If recent history is any indicator, the trial will never enter the conversation of this campaign season, it will never be allowed to challenge us and the view we have of ourselves as a benign presence wanting only the best for others.

Why should this trial regarding an incident that happened 24 years ago be of any relevance today?

Because as this political campaign turns increasingly on who can be the most warriorlike, on who can be the most determined to stay the belligerent course, as we bellow to the heavens about holding perpetrators of violence accountable, someone ought to be able to hold us accountable, if only for the sake of our own credibility.

Some might suggest that such accountability is essential for sake of our national soul.

During that nightmare period in Latin American history, when tens of thousands of civilians across the region were either disappeared or murdered, many of them after being tortured, America was deeply familiar with what was going on. We knew. We knew what governments were planning; we knew the extent of the atrocities and human rights abuses; we knew about the thousands who had been trained in our military schools. We knew.
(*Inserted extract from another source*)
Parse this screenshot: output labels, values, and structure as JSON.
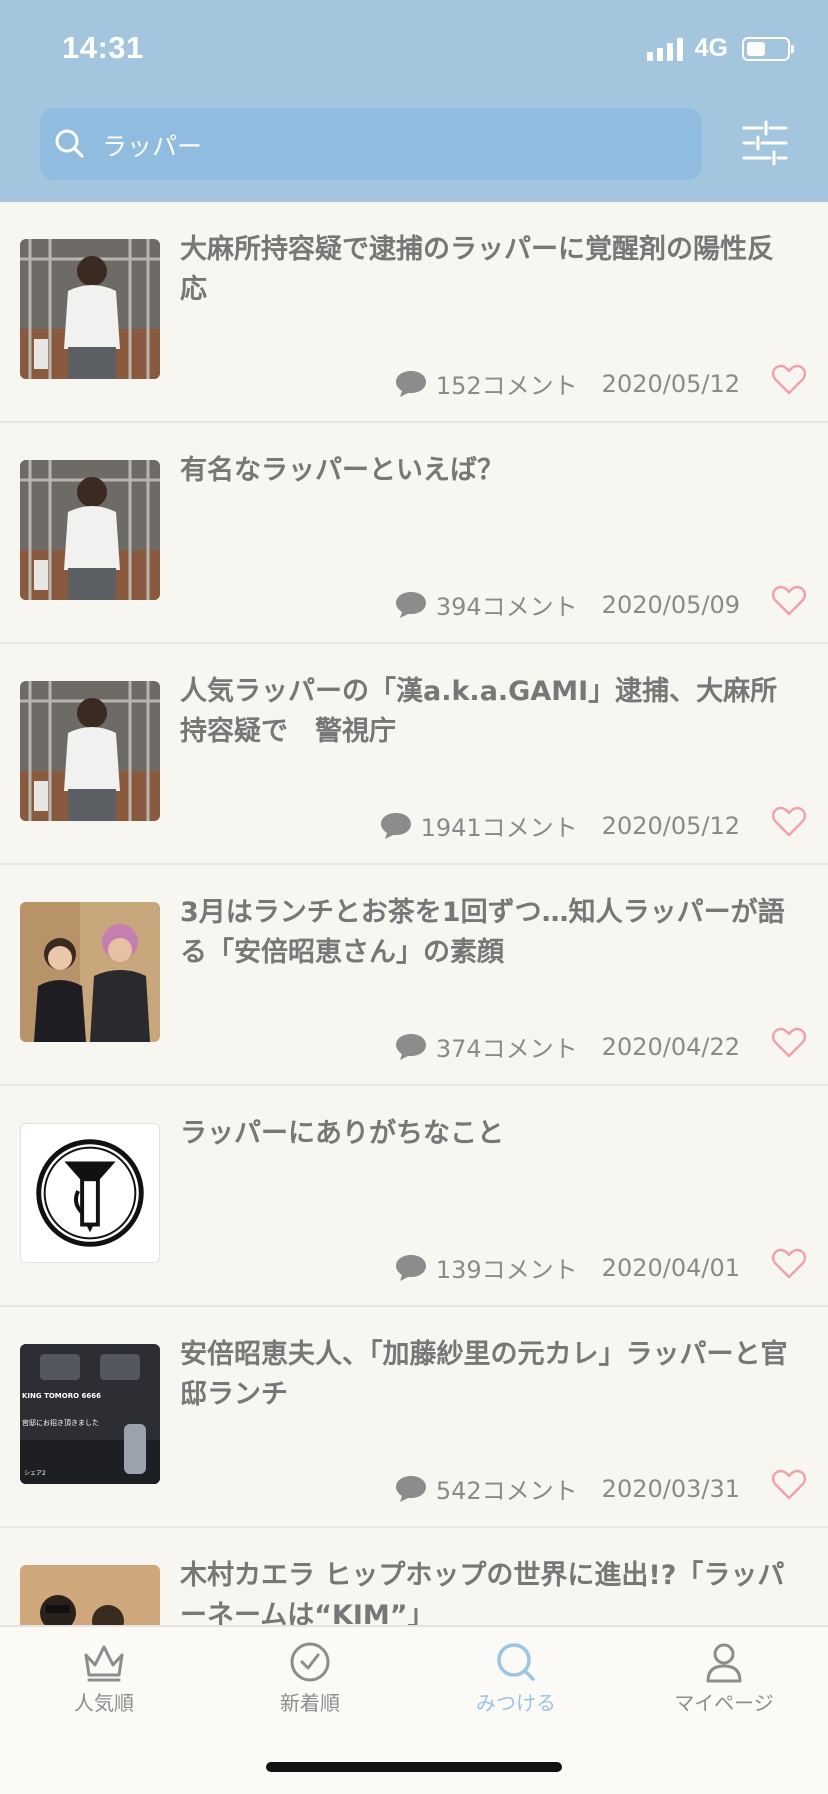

Some of those who knew the most have never been held accountable and continue to be rewarded with government positions. Elliott Abrams, disgraced during the Iran-contra scandal and previously assistant secretary of state for Central America in the Reagan administration, has been in decades-long denial about the human rights abuses that occurred during his tenure. In 2003, President Bush appointed him senior adviser on the Middle East.

John Negroponte, Reagan’s ambassador to Honduras, was described in a 2001 piece in the New York Review of Books, as a “great fabulist” during that period. “He saw, or professed to see, a Honduras almost Scandinavian in its tranquility, a place where there were no murderous generals, no death squads, no political prisoners, no clandestine jails or cemeteries.”

He was brought back into government from the private sector by President Bush, first as the U.S. ambassador to the United Nations, most recently as the ambassador to Iraq.

So we write about reconciliation in Latin America. We write about the difficulties governments and church groups and human rights organizations face as they confront the ugliness of the past with an eye toward the future.

We do that without adequately acknowledging, perhaps, the full disadvantage of trying to achieve reconciliation when so much of the story rests in the memories of men who have moved on, beyond those fields of torture and disappearance, to new, important roles. We also write knowing that so much of the story, the rest of the evidence, remains untold in thousands of pages filed away, somewhere, classified.